EINE GEMEINSAME VISION

die gesunde Entfaltung unserer Kinder

unsere Milch

Ist die Milch wirklich so gesund und für uns unerlässlich?

 

Die Nahrungsmittelindustrie vermarktet die Milch über die Werbung oder den nationalen Pausenmilchtag immer noch als das Nahrungsmittel um gross und stark zu werden.

 

Wir haben dieses aktuelle Thema in Bezug auf den Konsum von Milch und Milchprodukten bei Kindern einmal etwas genauer unter die Lupe genommen und in einem Video die für uns wichtigsten Aussagen beleuchtet. Schauen Sie rein!

Hier einige Fakten im Überblick:

Der Nutzen der Milch hängt ganz stark von der Verarbeitung der Milch, der Fütterung und Haltung der Tiere ab.

Qualitativ wertvoll ist eine Milch wenn die Tiere Gras, Heu, Grassilage fressen, viel Bewegung im Freien haben, Bioqualität vorhanden ist, die Kühe Hörner haben und die Milch als Rohmilch genossen wird.

Durch das Erhitzen und Verarbeiten verändern sich die Eiweisse und Vitamine gehen verloren. So kann eine Milch plötzlich zum Problem werden.

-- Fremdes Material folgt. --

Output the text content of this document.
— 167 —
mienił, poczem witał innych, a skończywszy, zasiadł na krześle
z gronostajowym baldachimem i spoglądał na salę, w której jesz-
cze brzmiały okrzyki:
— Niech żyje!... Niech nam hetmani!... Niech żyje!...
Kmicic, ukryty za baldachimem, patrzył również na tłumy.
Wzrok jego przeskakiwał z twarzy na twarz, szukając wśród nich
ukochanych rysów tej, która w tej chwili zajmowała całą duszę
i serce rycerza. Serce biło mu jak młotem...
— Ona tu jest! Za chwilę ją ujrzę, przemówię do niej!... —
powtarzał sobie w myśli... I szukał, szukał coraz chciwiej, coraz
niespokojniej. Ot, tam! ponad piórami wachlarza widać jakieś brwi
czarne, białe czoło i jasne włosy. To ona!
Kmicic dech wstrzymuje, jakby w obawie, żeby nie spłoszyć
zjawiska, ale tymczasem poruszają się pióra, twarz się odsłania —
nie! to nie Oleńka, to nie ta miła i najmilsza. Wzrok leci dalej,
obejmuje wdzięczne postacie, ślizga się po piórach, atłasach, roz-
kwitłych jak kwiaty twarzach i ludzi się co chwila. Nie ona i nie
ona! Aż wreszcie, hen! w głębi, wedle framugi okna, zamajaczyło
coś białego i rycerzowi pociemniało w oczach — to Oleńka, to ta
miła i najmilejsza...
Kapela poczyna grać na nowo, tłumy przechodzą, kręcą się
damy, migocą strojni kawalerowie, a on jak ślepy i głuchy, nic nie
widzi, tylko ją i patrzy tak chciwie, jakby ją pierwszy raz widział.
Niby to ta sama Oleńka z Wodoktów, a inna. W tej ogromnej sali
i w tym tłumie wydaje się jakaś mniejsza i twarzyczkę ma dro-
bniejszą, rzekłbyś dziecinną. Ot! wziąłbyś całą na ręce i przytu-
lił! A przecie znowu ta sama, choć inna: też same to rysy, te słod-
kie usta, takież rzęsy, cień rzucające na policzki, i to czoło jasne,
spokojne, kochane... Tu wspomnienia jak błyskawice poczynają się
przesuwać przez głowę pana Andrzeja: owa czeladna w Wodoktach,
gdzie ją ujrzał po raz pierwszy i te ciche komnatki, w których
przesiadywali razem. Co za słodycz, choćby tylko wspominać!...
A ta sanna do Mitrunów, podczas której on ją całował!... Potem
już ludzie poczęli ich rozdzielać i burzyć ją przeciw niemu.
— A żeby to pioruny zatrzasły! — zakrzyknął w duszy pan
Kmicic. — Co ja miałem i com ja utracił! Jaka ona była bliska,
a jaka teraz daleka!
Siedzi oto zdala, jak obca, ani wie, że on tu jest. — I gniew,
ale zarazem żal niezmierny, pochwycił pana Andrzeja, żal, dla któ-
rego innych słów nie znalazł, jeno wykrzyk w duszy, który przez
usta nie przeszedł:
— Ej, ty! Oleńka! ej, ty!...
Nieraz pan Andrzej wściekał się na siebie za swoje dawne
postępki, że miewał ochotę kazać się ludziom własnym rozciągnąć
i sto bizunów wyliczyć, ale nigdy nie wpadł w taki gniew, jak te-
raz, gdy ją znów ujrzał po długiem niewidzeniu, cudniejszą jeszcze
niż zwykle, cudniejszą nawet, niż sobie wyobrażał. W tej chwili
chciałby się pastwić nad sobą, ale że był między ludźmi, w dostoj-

  • Das Kalzium aus der Milch kann zu 30 % resorbiert werden. Es hat somit durchaus auch in der Milch Stoffe, welche die Vollständige Aufnahme verhindern.

 

Es gibt sehr gute Alternativen, so dass wir nicht unseren ganzen Kalziumbedarf über die Milch decken müssen.

Sehr gute Alternativen sind Brokkoli, grünes Blattgemüse, Nüsse und Sesam mit 40 % - 60 % Resorptionsfähigkeit.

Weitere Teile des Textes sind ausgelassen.